7-26-2014StrangerbytheLake Stranger by the Lake is a French film set at a lakeside beach that has become an isolated gay cruising spot.  It’s been called a thriller, but I don’t know that that is an entirely appropriate label given that its tone is relatively relaxed for much of its running time.  The film’s best element is its grasp of tone.  The action almost never leaves this beach and you do get a good idea of why these men start to view it as this almost Eden-like escape from their lives, albeit one that has an under-current of danger.  It’s a rather quiet film with no music besides the ambient nature sounds that are constantly in the background.  I was not, however, all that impressed by the film’s story or characters.  Because the film is so laser focused on these men’s lakeside experiences we really don’t come to know much about them besides their sex lives and even the main character is something of a cypher.  There is also a key decision made in the film (involving who the main character starts a relationship with) that made little sense to me and seemed to go completely unexplained.  Also it has one of the more frustratingly abrupt endings this side of Like Someone in Love.  I do however suspect that telling a completely logical story is not really this movie’s objective, rather I think it might be some kind of allegory for the allure and dangers of gay promiscuity during the era of AIDS.  I am ultimately going to say that this is a good movie, in part because of its command of tone and because of its overall uniqueness, but I do have some pretty big reservations about it.

*** out of Four

Maidentrip (7/27/2014)

Maidentrip is a documentary about a fourteen year old Dutch girl named Laura Dekker who became the youngest person to circumnavigate the world alone in a sailboat.
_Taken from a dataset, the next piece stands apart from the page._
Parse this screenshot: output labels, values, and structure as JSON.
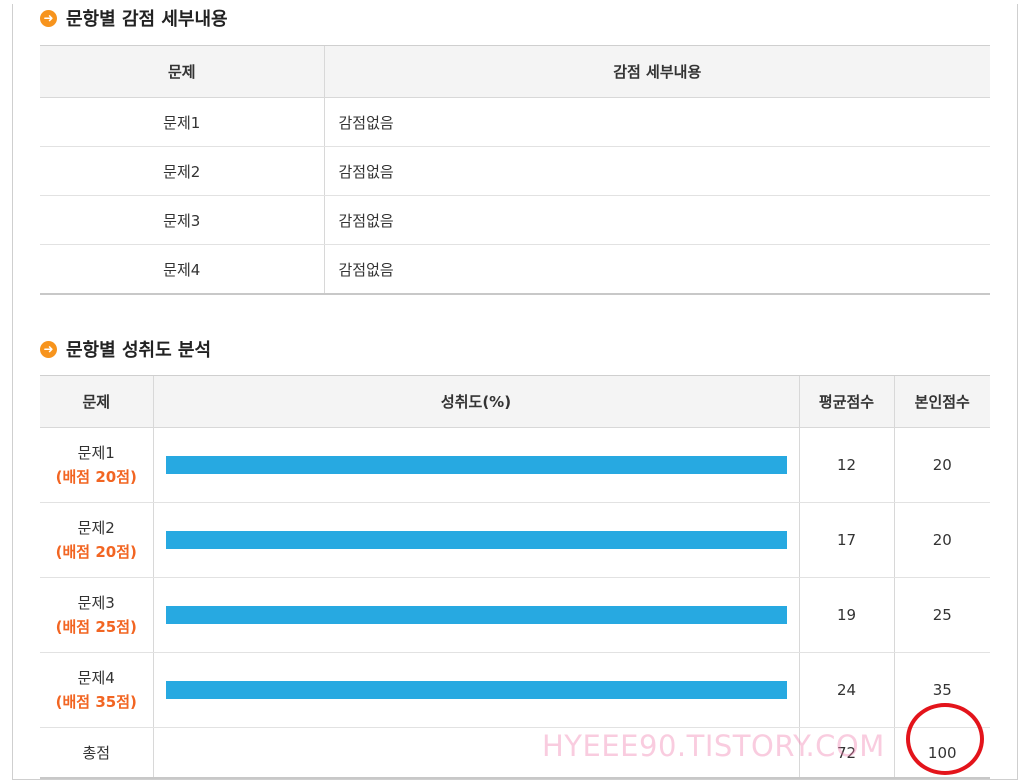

When I first started watching the movie I was expecting something a little different; I was confusing this story with another story of a teenager who attempted to set the same record and failed in dramatic fashion. When I realized that what I was watching was not All is Lost Jr, but instead basically just the video diary of a precocious rich girl’s dream vacation, I was a little disappointed. I don’t want to come off like I had hoped to see this kid drown or something (the story I had been thinking of ended with a coast guard rescue), but I do think this story is lacking in a certain drama and sense of danger. Looked at for what it is, this is a pretty well edited and put together documentary. The footage (almost all of it shot by Dekker herself) was taken with a pretty decent camera, and director Jillian Schlesinger judiciously adds in maps and other visual aides to make this trip more clear. Still, at a short 82 minutes I still kind of found myself losing interest in this story and think it might have worked better as a 30-odd minute documentary short than as a feature, because once you get past the portrait it’s painting of this girl’s personality and the rigors of her trip this isn’t really an overly thematically rich story.

**1/2 out of Four


The Raid 2 (8/2/2014)

8-2-2014TheRaid2 The original The Raid (AKA The Raid: Redemption) was indisputably awesome; easily the best martial arts movie to come along since I don’t know how long.  This sequel came with high expectations, and I don’t know that it exactly lives up to them.  I’ll start with the positive: the action scenes here are still awesome, director Gareth Evans puts every cent of his increased budget onto the screen and proves to be uniquely gifted at filming fight scenes.  The problem is that The Raid 2 isn’t nearly as good of a vehicle for these action scenes as The Raid.  While the original film thrived in its intense simplicity, this one takes the form of this really convoluted Infernal Affairs-wannabe crime story that would be deadly boring if it wasn’t periodically interrupted by amazing bloodshed.  The film runs a full 150 minutes and it’s also really has almost nothing to do with the original film aside from the fact that their protagonists are supposedly the same person, in fact I feel like the movie generally would have been better received if it had just been titled something different.  Despite the flaws, this movie is still definitely worth seeing if only for the actions scenes and moments of transcendent brutality.